Separate content into columns
Divide your content into logical sections or columns to make it easier to manage.
For example, if you’re translating product descriptions, create separate columns for product names, descriptions, and specifications.
This approach allows you to focus on translating one column at a time, and it minimizes the risk of errors or missed translations.
Create separate columns for translations
For each language, you want to translate your content into, create a separate column next to the original text.
This organization makes it easier to track and review translations, as well as modify them if needed.

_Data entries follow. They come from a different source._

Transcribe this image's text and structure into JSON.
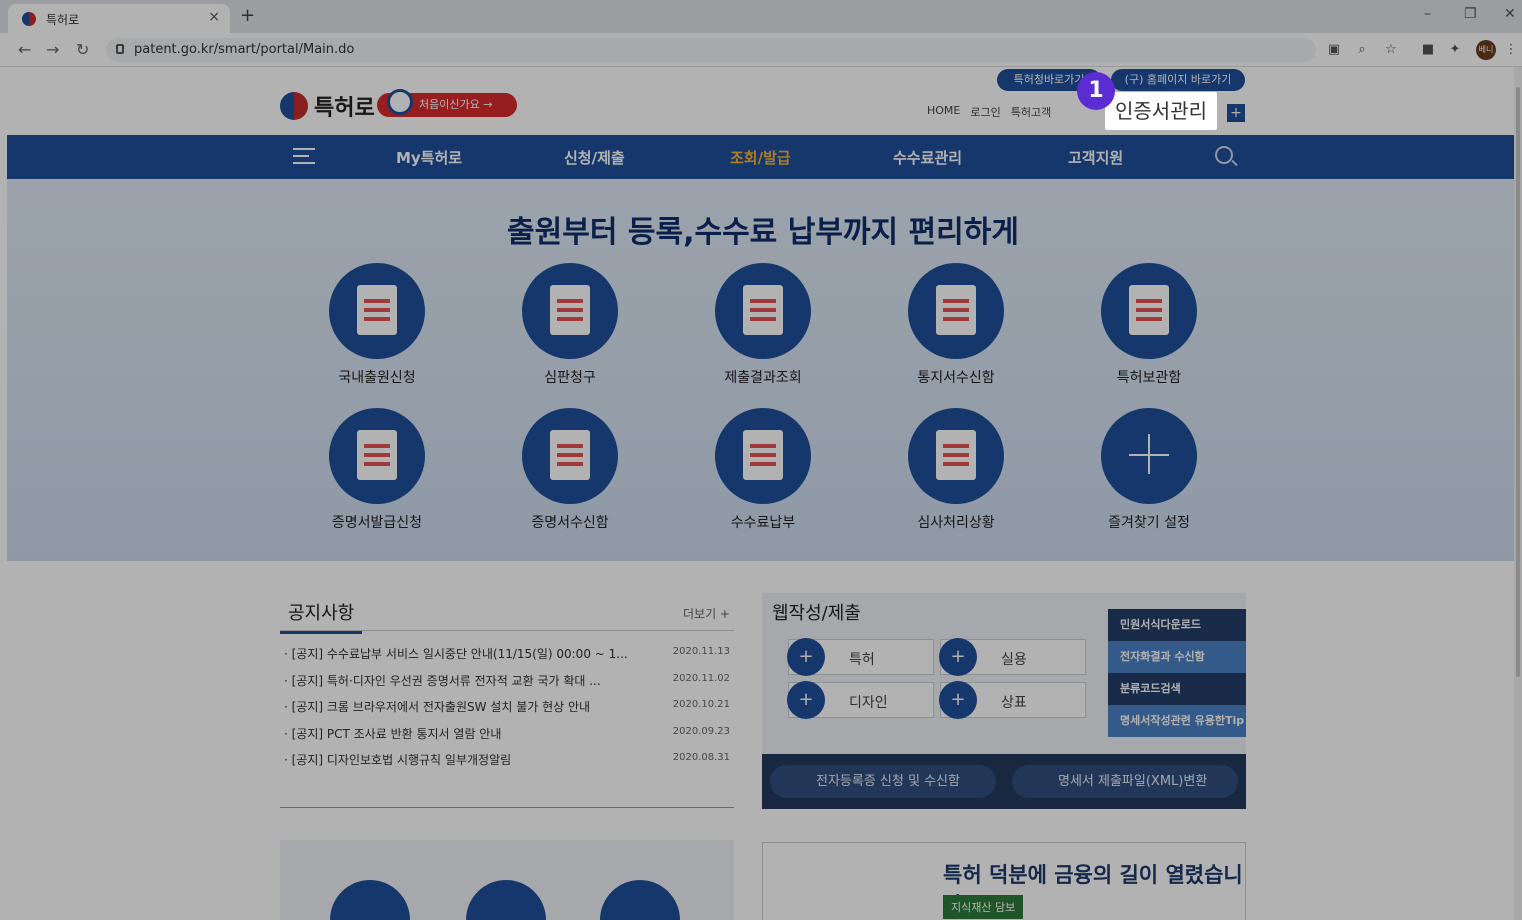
{
  "browser": {
    "tab_title": "특허로",
    "url": "patent.go.kr/smart/portal/Main.do",
    "profile_initials": "베니"
  },
  "header": {
    "logo_text": "특허로",
    "newbie_label": "처음이신가요 →",
    "pill_kipo": "특허청바로가기",
    "pill_old": "(구) 홈페이지 바로가기",
    "util": [
      "HOME",
      "로그인",
      "특허고객"
    ],
    "plus": "+"
  },
  "gnb": {
    "items": [
      "My특허로",
      "신청/제출",
      "조회/발급",
      "수수료관리",
      "고객지원"
    ],
    "active_index": 2
  },
  "hero": {
    "headline": "출원부터 등록,수수료 납부까지 편리하게",
    "services": [
      "국내출원신청",
      "심판청구",
      "제출결과조회",
      "통지서수신함",
      "특허보관함",
      "증명서발급신청",
      "증명서수신함",
      "수수료납부",
      "심사처리상황",
      "즐겨찾기 설정"
    ]
  },
  "notice": {
    "title": "공지사항",
    "more": "더보기 +",
    "items": [
      {
        "text": "· [공지] 수수료납부 서비스 일시중단 안내(11/15(일) 00:00 ~ 1...",
        "date": "2020.11.13"
      },
      {
        "text": "· [공지] 특허·디자인 우선권 증명서류 전자적 교환 국가 확대 ...",
        "date": "2020.11.02"
      },
      {
        "text": "· [공지] 크롬 브라우저에서 전자출원SW 설치 불가 현상 안내",
        "date": "2020.10.21"
      },
      {
        "text": "· [공지] PCT 조사료 반환 통지서 열람 안내",
        "date": "2020.09.23"
      },
      {
        "text": "· [공지] 디자인보호법 시행규칙 일부개정알림",
        "date": "2020.08.31"
      }
    ]
  },
  "web": {
    "title": "웹작성/제출",
    "buttons": [
      "특허",
      "실용",
      "디자인",
      "상표"
    ],
    "side": [
      "민원서식다운로드",
      "전자화결과 수신함",
      "분류코드검색",
      "명세서작성관련 유용한Tip"
    ],
    "strip": [
      "전자등록증 신청 및 수신함",
      "명세서 제출파일(XML)변환"
    ]
  },
  "banner": {
    "title": "특허 덕분에 금융의 길이 열렸습니다.",
    "sub": "지식재산 담보"
  },
  "overlay": {
    "step": "1",
    "tooltip": "인증서관리"
  }
}
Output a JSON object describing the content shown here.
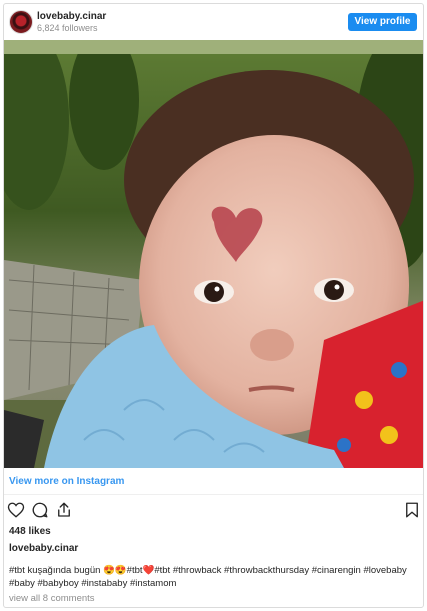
{
  "header": {
    "username": "lovebaby.cinar",
    "followers": "6,824 followers",
    "view_profile_label": "View profile"
  },
  "post": {
    "view_more_label": "View more on Instagram",
    "likes": "448 likes",
    "caption_user": "lovebaby.cinar",
    "caption_text": "#tbt kuşağında bugün 😍😍#tbt❤️#tbt #throwback #throwbackthursday #cinarengin #lovebaby #baby #babyboy #instababy #instamom",
    "comments_label": "view all 8 comments"
  },
  "icons": {
    "like": "heart-icon",
    "comment": "comment-icon",
    "share": "share-icon",
    "save": "bookmark-icon"
  },
  "colors": {
    "accent": "#1a8cf0",
    "link": "#3897f0",
    "hashtag": "#003569"
  }
}
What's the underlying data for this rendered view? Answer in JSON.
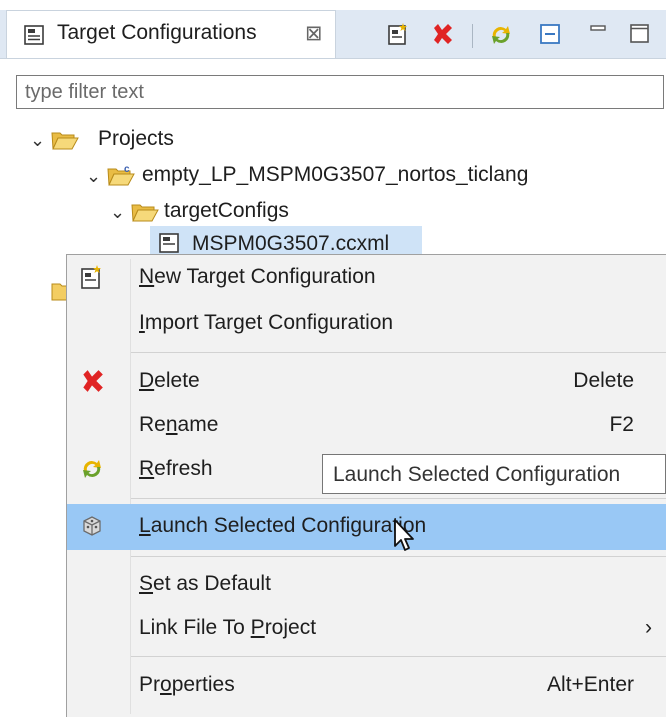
{
  "view": {
    "tab_title": "Target Configurations",
    "tab_close_icon": "close-icon",
    "toolbar": [
      {
        "name": "new-target-config-icon",
        "action": "New Target Configuration"
      },
      {
        "name": "delete-icon",
        "action": "Delete"
      },
      {
        "name": "refresh-icon",
        "action": "Refresh"
      },
      {
        "name": "collapse-all-icon",
        "action": "Collapse All"
      },
      {
        "name": "minimize-icon",
        "action": "Minimize"
      },
      {
        "name": "maximize-icon",
        "action": "Maximize"
      }
    ]
  },
  "filter": {
    "placeholder": "type filter text",
    "value": ""
  },
  "tree": {
    "projects_label": "Projects",
    "project_label": "empty_LP_MSPM0G3507_nortos_ticlang",
    "folder_label": "targetConfigs",
    "file_label": "MSPM0G3507.ccxml",
    "second_root_icon": "folder-icon"
  },
  "context_menu": {
    "items": [
      {
        "pre": "",
        "mn": "N",
        "post": "ew Target Configuration",
        "shortcut": "",
        "icon": "new-target-config-icon",
        "highlighted": false
      },
      {
        "pre": "",
        "mn": "I",
        "post": "mport Target Configuration",
        "shortcut": "",
        "icon": "",
        "highlighted": false
      },
      {
        "pre": "",
        "mn": "D",
        "post": "elete",
        "shortcut": "Delete",
        "icon": "delete-icon",
        "highlighted": false
      },
      {
        "pre": "Re",
        "mn": "n",
        "post": "ame",
        "shortcut": "F2",
        "icon": "",
        "highlighted": false
      },
      {
        "pre": "",
        "mn": "R",
        "post": "efresh",
        "shortcut": "",
        "icon": "refresh-icon",
        "highlighted": false
      },
      {
        "pre": "",
        "mn": "L",
        "post": "aunch Selected Configuration",
        "shortcut": "",
        "icon": "launch-icon",
        "highlighted": true
      },
      {
        "pre": "",
        "mn": "S",
        "post": "et as Default",
        "shortcut": "",
        "icon": "",
        "highlighted": false
      },
      {
        "pre": "Link File To ",
        "mn": "P",
        "post": "roject",
        "shortcut": "›",
        "icon": "",
        "highlighted": false
      },
      {
        "pre": "Pr",
        "mn": "o",
        "post": "perties",
        "shortcut": "Alt+Enter",
        "icon": "",
        "highlighted": false
      }
    ],
    "tooltip": "Launch Selected Configuration"
  },
  "colors": {
    "highlight": "#99c8f5",
    "menu_bg": "#f2f2f2",
    "delete_red": "#e02424",
    "folder": "#f3cd62",
    "tabbar_bg": "#dfe8f3"
  }
}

For example, if your original text is in column A, you could create columns B, C, and D for translations in Spanish, French, and German, respectively.
Add header labels
Label each column with a clear header to indicate the content and language. This practice helps you quickly identify the original text and its translations while working with the data.
Use headers like “Product Name (EN)”, “Product Name (ES)”, “Product Name (FR)”, etc.
Freeze header row
To move around your sheet easily, freeze the header row. This means that the headers will stay put even when you scroll down the page. It also gives you a consistent place to look for the original text and its translations.
Consider using data validation
If you’re sharing your Google Sheet with others, consider using data validation to prevent accidental modification of the original text or language codes. This feature helps maintain the integrity of your data and reduces the risk of translation errors.
My Final Thoughts
In this article, I showed you how to use Google Sheets for translations. You can use the powerful GOOGLETRANSLATE formula and third-party add-ons to make translations easy.
I also gave you tips on how to prepare your data and organize it effectively in Google Sheets. These tips can help you avoid mistakes and make your translations smoother and more efficient.
I hope this guide will be helpful to anyone who wants to translate the content within Google Sheets, whether you’re a beginner or an advanced user.